Уходя, Роман умудрился пошептаться с Дашкиным ушком, от чего побурели её щёки и опустились в стол глаза.
— Даш, неугомонный в баню приглашал?
— Почему вы так решили, Зинаида Валентиновна? — совсем смутилась такой прозорливости Даша.
— По твоим пунцовым щекам. Где-то он должен наверстать упущенное?
— Если она не придет, что он предпримет, а, Зиночка?
— Придёт, перекинет, через плечо и унесёт.
— Голый, что ли?
— Необязательно, но с него станется. За ним не заржавеет. Даш, а ты чего молчишь, сладко с ним мыться? А помнишь, что я тебе говорила. Съешь дыньку, вкусно.
— Пивка с рыбкой попробуй, — пододвинула мать.
— Рыбка во рту тает, пивко светлое, хоть глоточек, — угощала и свекровь.
— Я не люблю, спасибо. Ромаше оставлю, он от всего этого балдеет.
— Хватит ему, Фёдор накупил столько, что упиться можно, вон ящики стоят. Даш, ты погоди не ходи, посмотрим, что мой бугай делать будет, интересно же нам с Надей понаблюдать. — Уговаривала Зинаида невестку, хотя если догадается, что это мы научили, покидает в бассейн.
— Как покидает, кого? — обмерла Надежда Фёдоровна.
— Нас с тобой Наденька.
— Зина, ты пошутила?
— Какие могут быть шутки, будем нырять.
Не дав им обсудить дальнейшее плавание, из бани выкатились, охая, пыхтя и отдуваясь, Громов с Фёдором Егоровичем. Романа с ними не было.

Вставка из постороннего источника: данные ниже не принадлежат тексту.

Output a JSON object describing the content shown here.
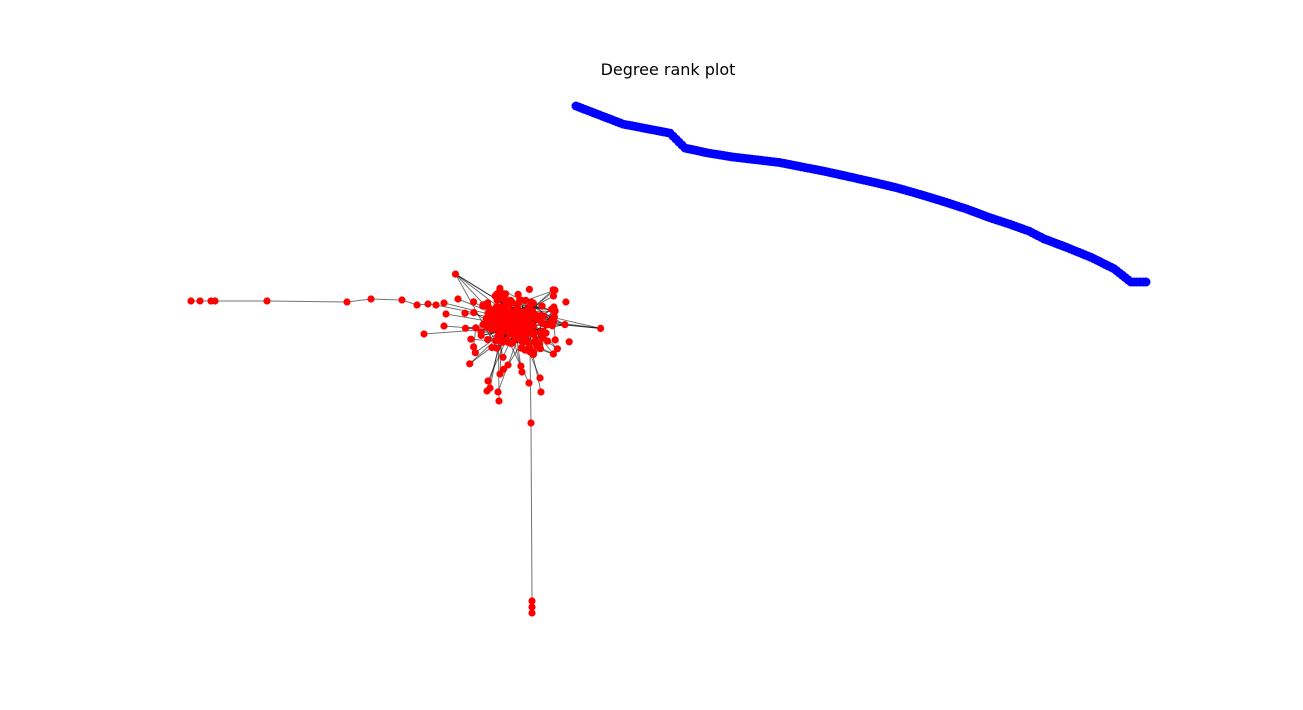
{
  "chart_data": [
    {
      "type": "line",
      "title": "Degree rank plot",
      "xlabel": "",
      "ylabel": "",
      "xscale": "log",
      "yscale": "log",
      "axes_visible": false,
      "grid": false,
      "color": "#0000ff",
      "marker": "circle",
      "series": [
        {
          "x": [
            1,
            2,
            3,
            4,
            5,
            7,
            10,
            14,
            20,
            28,
            40,
            56,
            80,
            115,
            160,
            225,
            320,
            450,
            600,
            800,
            1000,
            1400,
            2000,
            2800,
            3600,
            4500
          ],
          "y": [
            55,
            43,
            40,
            38,
            31,
            29,
            27.5,
            26.5,
            25.5,
            24,
            22.5,
            21,
            19.5,
            18,
            16.5,
            15,
            13.5,
            12,
            11,
            10,
            9,
            8,
            7,
            6,
            5,
            5
          ]
        }
      ]
    },
    {
      "type": "network",
      "node_color": "#ff0000",
      "edge_color": "#000000",
      "axes_visible": false
    }
  ]
}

— Хорошо, — крякали мужики, запивая парок пивком.
— Даш, там Ромка ждёт, — поторопил дочь Борис Викторович.
— Сиди, — пригвоздила вскочившую сноху к месту Зинаида.
— Чего ты, Зин, там Ромаха просил, спинку потереть ему надо, — вступился за сына Бугров.

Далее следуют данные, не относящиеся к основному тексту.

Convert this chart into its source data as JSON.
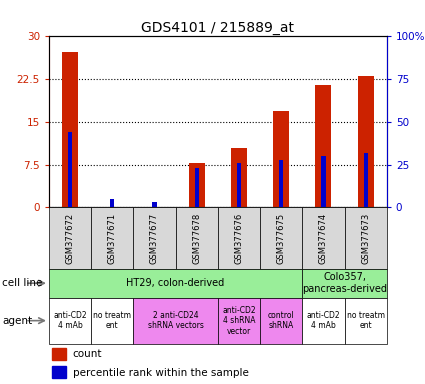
{
  "title": "GDS4101 / 215889_at",
  "samples": [
    "GSM377672",
    "GSM377671",
    "GSM377677",
    "GSM377678",
    "GSM377676",
    "GSM377675",
    "GSM377674",
    "GSM377673"
  ],
  "count_values": [
    27.3,
    0.15,
    0.15,
    7.8,
    10.5,
    17.0,
    21.5,
    23.0
  ],
  "percentile_values": [
    44,
    5,
    3,
    23,
    26,
    28,
    30,
    32
  ],
  "ylim_left": [
    0,
    30
  ],
  "ylim_right": [
    0,
    100
  ],
  "yticks_left": [
    0,
    7.5,
    15,
    22.5,
    30
  ],
  "ytick_labels_left": [
    "0",
    "7.5",
    "15",
    "22.5",
    "30"
  ],
  "yticks_right": [
    0,
    25,
    50,
    75,
    100
  ],
  "ytick_labels_right": [
    "0",
    "25",
    "50",
    "75",
    "100%"
  ],
  "bar_color": "#cc2200",
  "dot_color": "#0000cc",
  "cell_line_groups": [
    {
      "label": "HT29, colon-derived",
      "start": 0,
      "end": 6,
      "color": "#99ee99"
    },
    {
      "label": "Colo357,\npancreas-derived",
      "start": 6,
      "end": 8,
      "color": "#99ee99"
    }
  ],
  "agent_groups": [
    {
      "label": "anti-CD2\n4 mAb",
      "start": 0,
      "end": 1,
      "color": "#ffffff"
    },
    {
      "label": "no treatm\nent",
      "start": 1,
      "end": 2,
      "color": "#ffffff"
    },
    {
      "label": "2 anti-CD24\nshRNA vectors",
      "start": 2,
      "end": 4,
      "color": "#ee88ee"
    },
    {
      "label": "anti-CD2\n4 shRNA\nvector",
      "start": 4,
      "end": 5,
      "color": "#ee88ee"
    },
    {
      "label": "control\nshRNA",
      "start": 5,
      "end": 6,
      "color": "#ee88ee"
    },
    {
      "label": "anti-CD2\n4 mAb",
      "start": 6,
      "end": 7,
      "color": "#ffffff"
    },
    {
      "label": "no treatm\nent",
      "start": 7,
      "end": 8,
      "color": "#ffffff"
    }
  ],
  "cell_line_row_label": "cell line",
  "agent_row_label": "agent",
  "title_fontsize": 10,
  "tick_fontsize": 7.5,
  "label_fontsize": 8
}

— Сиди, я сказала, — не уступала свекровь, прицыкнув на вскочившую со стула Дашутку.
— Чего-то бабы задумали, прибамбас какой-то для Ромахи сочинили. — Поняли мужики.— Смотрите сами, мы передали, а вы как хотите, потом выкручивайтесь. От вас сейчас лучше подальше отойти, чтоб под его горячую руку не попасть. Издалека, оно спокойнее наблюдать.
Не дождавшись жены, наспех замотавшись полотенцем, Роман выскочил к бассейну. Отец, перехватив его блуждающий взгляд, явно о чём-то сигнализировал. Помозговав, можно было принять за совет, купануть маменьку и тёщу, именно они не пускали Дарьюшку. Маменьку понятно, но тёщу, это уже чересчур, что на такое предложение Громов скажет. Тот, поняв сомнение зятя, бодро махнул, сдав неломаясь жену. "Купать, да запросто, хлебайте потом", — решился потешить мужиков Роман. Показав отцу, мол, понял, сейчас устрою, он легко подняв мать на руки, нежненько, без всплесков, опустил в воду. "Плыви".
— Медведь, пусти, что ты ненормальный делаешь. Надя, беги. Роман в один прыжок настиг мечущуюся тёщу, покачав, отправил, на радость Громову вслед за маменькой. Перекинув через плечо жену, с чувством бойца вернувшегося с задания, растаял в парах закрываемой двери.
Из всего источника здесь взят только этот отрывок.